1. withTransaction() This is where the main work happens. You provide a function, operation, that contains all your database operations. If anything inside this function throws an error, the transaction will roll back.

2. Flexibility: The method accepts an optional QueryRunner, which allows you to reuse transactions. If you don’t provide one, it creates a new transaction.

3. getRepositories() We already saw implementation of this abstract method, here you can see how it is being used.

Now take a look at the code and try to understand it.
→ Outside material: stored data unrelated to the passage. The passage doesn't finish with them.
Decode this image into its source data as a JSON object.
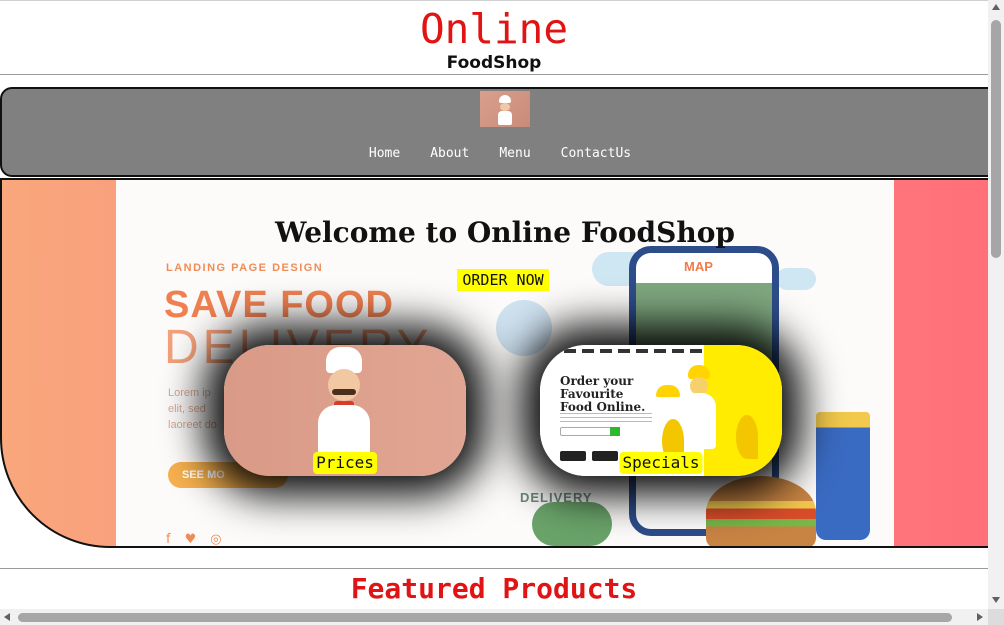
{
  "header": {
    "title": "Online",
    "subtitle": "FoodShop"
  },
  "nav": {
    "logo_icon": "chef-logo-icon",
    "links": [
      {
        "label": "Home"
      },
      {
        "label": "About"
      },
      {
        "label": "Menu"
      },
      {
        "label": "ContactUs"
      }
    ]
  },
  "hero": {
    "title": "Welcome to Online FoodShop",
    "order_button": "ORDER NOW",
    "background_card": {
      "tag": "LANDING PAGE DESIGN",
      "headline_1": "SAVE FOOD",
      "headline_2": "DELIVERY",
      "lorem": "Lorem ip",
      "lorem_2": "elit, sed",
      "lorem_3": "laoreet do",
      "see_more": "SEE MO",
      "map_label": "MAP",
      "delivery_label": "DELIVERY"
    },
    "promos": [
      {
        "label": "Prices"
      },
      {
        "label": "Specials",
        "inner_title": "Order your Favourite Food Online."
      }
    ]
  },
  "featured": {
    "title": "Featured Products"
  },
  "colors": {
    "title_red": "#e01414",
    "nav_gray": "#808080",
    "button_yellow": "#ffff00",
    "hero_gradient_left": "#f9a77c",
    "hero_gradient_right": "#ff6e78"
  }
}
export abstract class UnitOfWork<T> {
  protected constructor(
    private readonly dataSource: DataSource
  ) {
  }

  public async withTransaction<U>(
    operation: (repositories: T, internalQueryRunner: QueryRunner) => Promise<U>,
    externalQueryRunner?: QueryRunner
  ): Promise<U> {
    let queryRunner: QueryRunner;

    if (externalQueryRunner) {
      queryRunner = externalQueryRunner;
    } else {
      queryRunner = this.dataSource.createQueryRunner();
    }
    try {
      if (!externalQueryRunner) {
        await queryRunner.startTransaction();
      }
      const repositories = this.getRepositories(queryRunner);
      const result = await operation(repositories, queryRunner);

      if (!externalQueryRunner) {
        await queryRunner.commitTransaction();
      }

      return result;
    } catch (error: unknown) {
      // Log the error

      if (!externalQueryRunner) {
        await queryRunner.rollbackTransaction();
      }

      return rethrow(error);
    } finally {
      if (!externalQueryRunner) {
        await queryRunner.release();
      }
    }
  }

  protected abstract getRepositories(queryRunner: QueryRunner): T;
}

How it works:

• Transaction Control - Handles starting, committing, or rolling back the transaction on your behalf.

• Reusability - You can pass in an existing QueryRunner to chain multiple operations together if needed.

• getRepositories() - An abstract method you implement in derived classes, telling UnitOfWork which repository (or repositories) to use inside the transaction.

Wrapping Up

Why is this useful:

• Data Consistency - If anything breaks during one of the steps, your database stays consistent because the transaction is rolled back

• Cleaner Services - Service methods focus on business logic rather than dealing with manual transaction code

• Scalability - As your application grows you can create new unit-of-work classes for different aggregates or modules, without duplicating transaction logic, all while keeping aggregate boundaries respected.

With this approach, you get a clean, organized way to ensure that multiple database actions succeed or fail together, keeping your data consistent and your code maintainable.